Today there is also a push towards abandoning some of the things that we as a generation of providers used to glean the most information from our patients.

The history and the physical examination were the tools we used more than the Krebs cycle, and more than any high-tech artificial intelligence algorithms, implanted sensors, or personalized genomic medicine.

I remember standing in the CCU for bedside rounds early one morning after admitting a patient overnight with the cardiology fellow, an elderly gentleman with a severe exacerbation of his congestive heart failure set off by a salty holiday meal and a few days of missed medications.

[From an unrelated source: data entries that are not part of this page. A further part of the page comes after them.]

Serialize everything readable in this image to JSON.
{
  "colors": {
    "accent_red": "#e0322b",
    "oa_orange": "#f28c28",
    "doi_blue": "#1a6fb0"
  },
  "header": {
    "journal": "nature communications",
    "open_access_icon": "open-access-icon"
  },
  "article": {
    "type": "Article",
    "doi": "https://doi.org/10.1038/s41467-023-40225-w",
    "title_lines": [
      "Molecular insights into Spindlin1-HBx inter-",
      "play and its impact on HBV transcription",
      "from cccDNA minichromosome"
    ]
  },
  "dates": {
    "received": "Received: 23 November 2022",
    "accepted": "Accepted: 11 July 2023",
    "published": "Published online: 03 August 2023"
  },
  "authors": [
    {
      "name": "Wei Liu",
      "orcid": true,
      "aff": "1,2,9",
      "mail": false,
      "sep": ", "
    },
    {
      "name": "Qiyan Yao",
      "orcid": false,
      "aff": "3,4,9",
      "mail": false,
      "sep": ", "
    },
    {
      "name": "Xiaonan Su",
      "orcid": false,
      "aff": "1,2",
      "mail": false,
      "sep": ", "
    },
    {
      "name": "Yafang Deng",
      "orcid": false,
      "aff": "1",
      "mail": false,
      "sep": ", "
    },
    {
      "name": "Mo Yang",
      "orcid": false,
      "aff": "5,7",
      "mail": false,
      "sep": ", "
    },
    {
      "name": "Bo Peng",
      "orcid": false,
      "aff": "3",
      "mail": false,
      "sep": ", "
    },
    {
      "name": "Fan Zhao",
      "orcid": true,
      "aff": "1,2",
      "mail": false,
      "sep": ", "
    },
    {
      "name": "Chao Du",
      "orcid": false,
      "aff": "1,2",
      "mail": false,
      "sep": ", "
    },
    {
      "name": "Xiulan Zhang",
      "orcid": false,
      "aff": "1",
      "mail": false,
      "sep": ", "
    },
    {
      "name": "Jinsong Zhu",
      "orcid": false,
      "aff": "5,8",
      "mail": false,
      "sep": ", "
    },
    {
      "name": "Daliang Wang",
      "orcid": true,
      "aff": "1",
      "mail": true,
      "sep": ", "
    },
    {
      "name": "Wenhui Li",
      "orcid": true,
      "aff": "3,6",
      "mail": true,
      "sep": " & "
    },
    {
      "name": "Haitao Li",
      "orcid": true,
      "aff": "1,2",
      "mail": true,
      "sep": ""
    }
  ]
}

I had given my presentation, and the fellow and senior resident had chimed in some extra things that they wanted to point out, and the final plan was to get a repeat echocardiogram that morning.

The attending, who had patiently listened to our presentations, walked over to the patient, asked him a few questions, laid his fingers on the patient's wrist to feel his pulse, examined his neck veins, listened to his heart and lungs, all the while calling out his findings and showing us with our own hands and ears how to capture this data, and then asked the fellow what we had learned from the history and physical exam.

While we learned that the patient was in heart failure, the attending knew enough from his exam skills to know pretty much what the patient's ejection fraction was, and by teaching the fellow how to do this, he showed that there was really no need for another test.

We knew what was going on, and we knew how to treat it, the best we could.

As we moved away from these "days of the giant" medical maneuvers, it feels like we've created a healthcare system with the patient funneled in at one end, chopped up into little pieces which are fed into the electronic medical record, run through another computer system that finds out what their insurance will cover in terms of labs, imaging, and treatments, and out the other end pops a final state of sickness or health.

We are all spending so much time satisfying the hungry gods of the electronic medical record, the bureaucratic requirements layered on top of us, and the endless measures we need to satisfy, that we've lost those important central tenets of taking care of our patients.

There has to be something between the Krebs cycle and some computer algorithm telling us how to provide care.

Things have gotten so complicated, that the patients and the providers are no longer at the center of care.

It's no surprise that our patients feel like the healthcare system isn't listening to them, and isn't really taking care of them.

And it's no surprise that the doctors trying so hard to work in this system don't really feel like they're getting to do what they so very much want to do.

I'm all for building systems that can help us recognize patterns of disease, decide on the best treatments, figure out which imaging study to order, avoid errors, help our patients overcome barriers to care, follow-up on medications, monitor health out in the world away from our practice.

But as we build this patient-centered healthcare system, we need to add resources so that we can all practice up to our licenses, really be there for our patients in a way that will let them know that we'll always do what's right for them.

If not, we're stuck in a vicious cycle from which we are doomed never to escape.